CoSToM: Causal-oriented Steering for Intrinsic Theory-of-Mind Alignment in Large Language Models

This repository contains the code and data for CoSToM, our ACL 2026 accepted work on probing and steering intrinsic Theory-of-Mind (ToM) representations in large language models. Our work studies the gap between a model's internal ToM inference and its external conversational behavior, and introduces a lightweight causal intervention method that transfers ToM-relevant activations into generation.

Publication

Our work on CoSToM has been accepted to appear at ACL 2026 (Main Conference).

Title: "CoSToM: Causal-oriented Steering for Intrinsic Theory-of-Mind Alignment in Large Language Models"
Authors: Mengfan Li, Xuanhua Shi, Yang Deng
Venue: Annual Meeting of the Association for Computational Linguistics (ACL 2026)
Status: Accepted, to appear
Preprint: CoSToM on arXiv

Repository Structure

.
├── CoSToM_reading_tom.py           # Probe intrinsic ToM representations on structured ToM tasks
├── CoSToM_generation.py            # Steer generation with CoSToM latent intervention
├── dataset_utils.py                # Data formatting utilities for structured ToM reading
├── generation_data_utils.py        # Data formatting utilities for negotiation generation
├── interpret_config.py             # Central experiment configuration
├── reading_evaluate.py             # Automatic evaluation for structured ToM outputs
├── model_generation_direct.py  # Direct generation baselines
├── llm_as_a_judge.py               # LLM-based evaluation for response quality
├── lit/
│   └── utils/                      # Model loading, activation extraction, and intervention utilities
├── train/
│   ├── train.py                     # Distributed training entry point for CoSToM
│   ├── config.py                    # Training and LoRA configuration
│   ├── dataset_utils.py             # Training data construction utilities
│   ├── activation_utils.py          # Training activation intervention utilities
│   └── infra_utils.py               # Training model and checkpoint utilities
└── data/
    ├── NegotiationToM/
    │   ├── train.json
    │   ├── valid.json
    │   └── test.json
    └── PersuasionToM/
        ├── persuader_test.json
        ├── train.json
        ├── valid.json
        └── test.json

Data

NegotiationToM: the main dataset used by the current released scripts, with train/valid/test splits of 1335/334/711 examples.
PersuasionToM: an additional persuasion benchmark with train/valid/test splits of 10355/2219/2222 examples.
PersuasionToM/persuader_test.json: a response-generation style evaluation file with 1241 examples, storing history, ground_truth, and persuader_name.

Configuration

Most experiment settings are currently controlled through interpret_config.py, including:

target_model_name
decoder_model_name
min_layer_to_read
max_layer_to_read
num_layers_to_read
layer_to_write
dataset
eval_qa
save_name
model_path

Before running an experiment, please update this file to match your model checkpoints, dataset path, and desired intervention layers.

Dependencies

At minimum, the current scripts expect the following packages:

pip install torch transformers peft fire numpy pandas openai tqdm

Running the Main Experiments

1. Read intrinsic ToM states

This script probes whether the target model internally represents ToM-relevant information.

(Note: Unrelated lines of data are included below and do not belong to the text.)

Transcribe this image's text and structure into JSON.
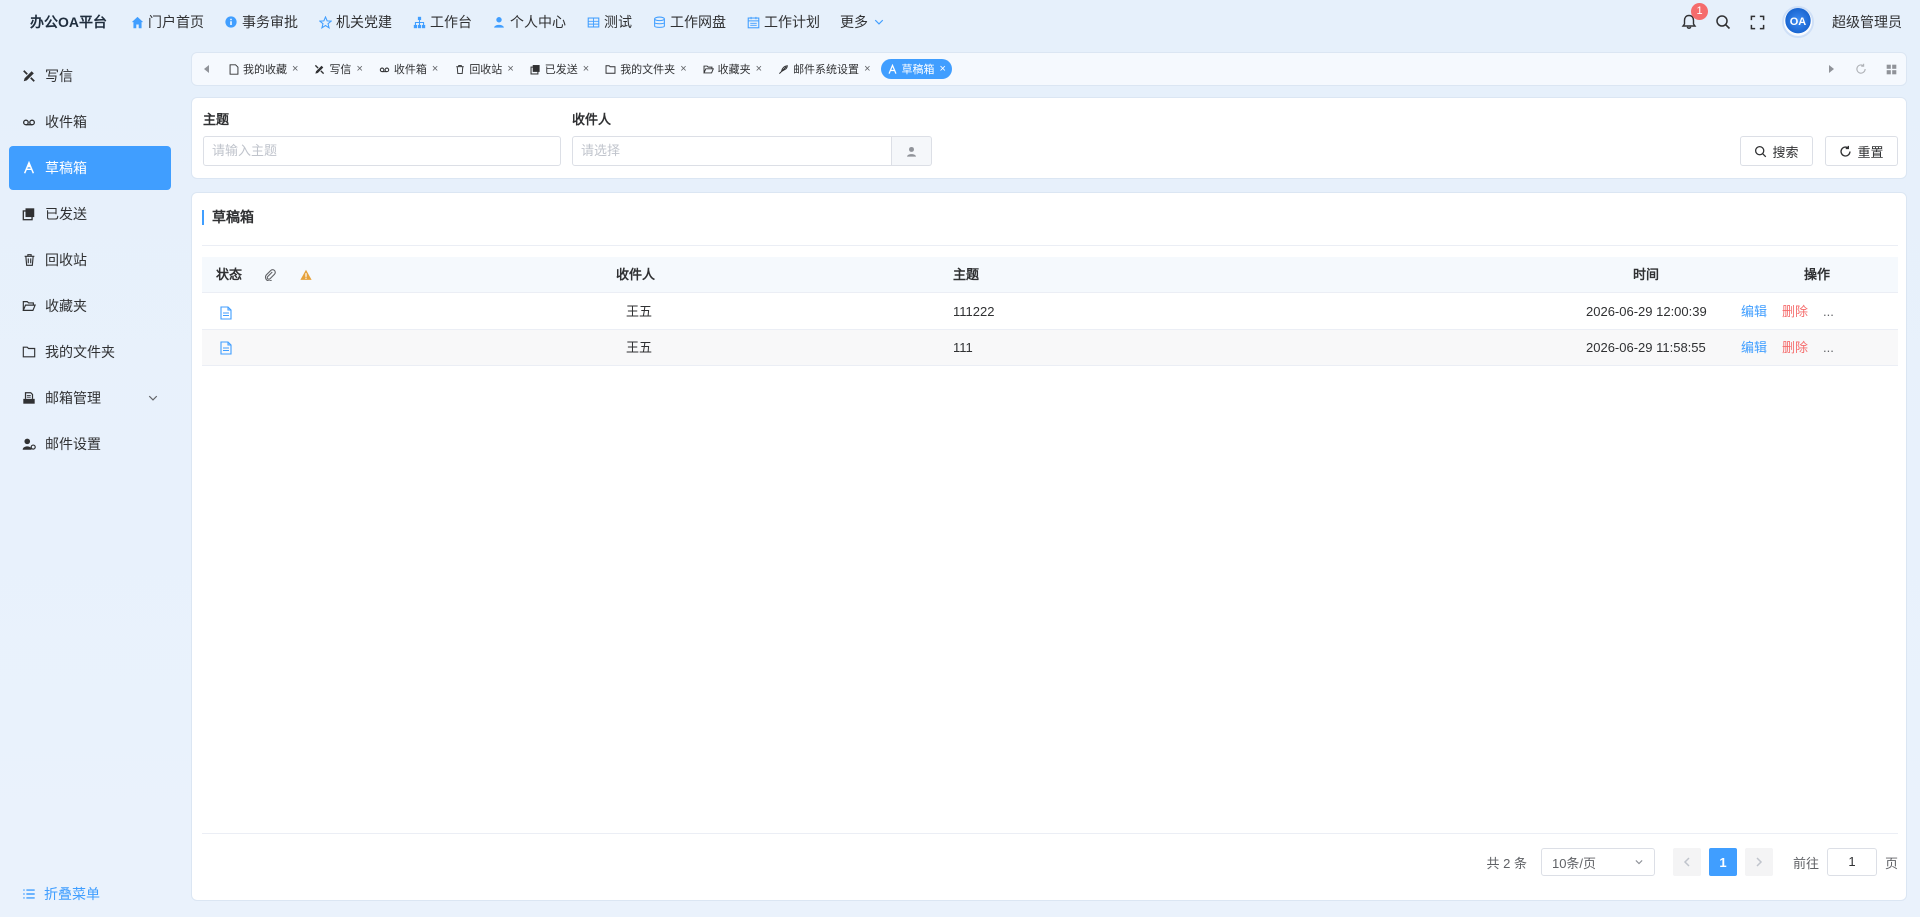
{
  "app": {
    "title": "办公OA平台"
  },
  "topnav": {
    "items": [
      {
        "label": "门户首页",
        "icon": "home-icon"
      },
      {
        "label": "事务审批",
        "icon": "info-icon"
      },
      {
        "label": "机关党建",
        "icon": "star-icon"
      },
      {
        "label": "工作台",
        "icon": "org-icon"
      },
      {
        "label": "个人中心",
        "icon": "user-icon"
      },
      {
        "label": "测试",
        "icon": "table-icon"
      },
      {
        "label": "工作网盘",
        "icon": "database-icon"
      },
      {
        "label": "工作计划",
        "icon": "calendar-icon"
      }
    ],
    "more_label": "更多",
    "notification_count": "1",
    "avatar_text": "OA",
    "username": "超级管理员"
  },
  "sidebar": {
    "items": [
      {
        "label": "写信",
        "icon": "pen-icon"
      },
      {
        "label": "收件箱",
        "icon": "inbox-icon"
      },
      {
        "label": "草稿箱",
        "icon": "draft-icon",
        "active": true
      },
      {
        "label": "已发送",
        "icon": "sent-icon"
      },
      {
        "label": "回收站",
        "icon": "trash-icon"
      },
      {
        "label": "收藏夹",
        "icon": "folder-open-icon"
      },
      {
        "label": "我的文件夹",
        "icon": "folder-icon"
      },
      {
        "label": "邮箱管理",
        "icon": "mailbox-icon"
      },
      {
        "label": "邮件设置",
        "icon": "user-settings-icon"
      }
    ],
    "collapse_label": "折叠菜单"
  },
  "tabs": {
    "items": [
      {
        "label": "我的收藏"
      },
      {
        "label": "写信"
      },
      {
        "label": "收件箱"
      },
      {
        "label": "回收站"
      },
      {
        "label": "已发送"
      },
      {
        "label": "我的文件夹"
      },
      {
        "label": "收藏夹"
      },
      {
        "label": "邮件系统设置"
      },
      {
        "label": "草稿箱",
        "active": true
      }
    ]
  },
  "search": {
    "subject_label": "主题",
    "subject_placeholder": "请输入主题",
    "recipient_label": "收件人",
    "recipient_placeholder": "请选择",
    "search_button": "搜索",
    "reset_button": "重置"
  },
  "table": {
    "title": "草稿箱",
    "headers": {
      "status": "状态",
      "recipient": "收件人",
      "subject": "主题",
      "time": "时间",
      "actions": "操作"
    },
    "rows": [
      {
        "recipient": "王五",
        "subject": "111222",
        "time": "2026-06-29 12:00:39"
      },
      {
        "recipient": "王五",
        "subject": "111",
        "time": "2026-06-29 11:58:55"
      }
    ],
    "edit_label": "编辑",
    "delete_label": "删除",
    "more_label": "..."
  },
  "pagination": {
    "total_text": "共 2 条",
    "page_size": "10条/页",
    "current_page": "1",
    "goto_prefix": "前往",
    "goto_value": "1",
    "goto_suffix": "页"
  },
  "colors": {
    "primary": "#409eff",
    "danger": "#f56c6c",
    "warning": "#e6a23c"
  }
}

python CoSToM_reading_tom.py

Outputs are written to reading_results/, and logs are written to reading_logs/.

2. Evaluate structured ToM predictions

After generating structured ToM outputs, evaluate them with:

python reading_evaluate.py \
  --path reading_results/ \
  --model_name qwen-2.5-7B \
  --output_dir ./reading_eval_nego \
  --dataset Negotiation

This script reports exact-match style accuracy for:

intent prediction
desire prediction
belief prediction

Note: the current implementation constructs the target result filename internally. You may need to update the filename pattern in reading_evaluate.py to match your generated result file.

3. Train CoSToM

Training is implemented under train/. The main entry point is train/train.py, and the training setup is controlled by train/config.py, including model name, data paths, read/write layers, LoRA modules, learning rate, and output directory.

Run training from the train/ directory with torchrun:

cd train
torchrun --nproc_per_node=4 train.py

Outputs are written to train/train_runs/<min_layer_to_read>/ by default. Adjust --nproc_per_node and the values in train/config.py to match your GPU environment and dataset paths.

4. Steer negotiation generation with CoSToM

This script reads latent ToM states from the target model and writes them into the decoder pathway to generate a negotiation response.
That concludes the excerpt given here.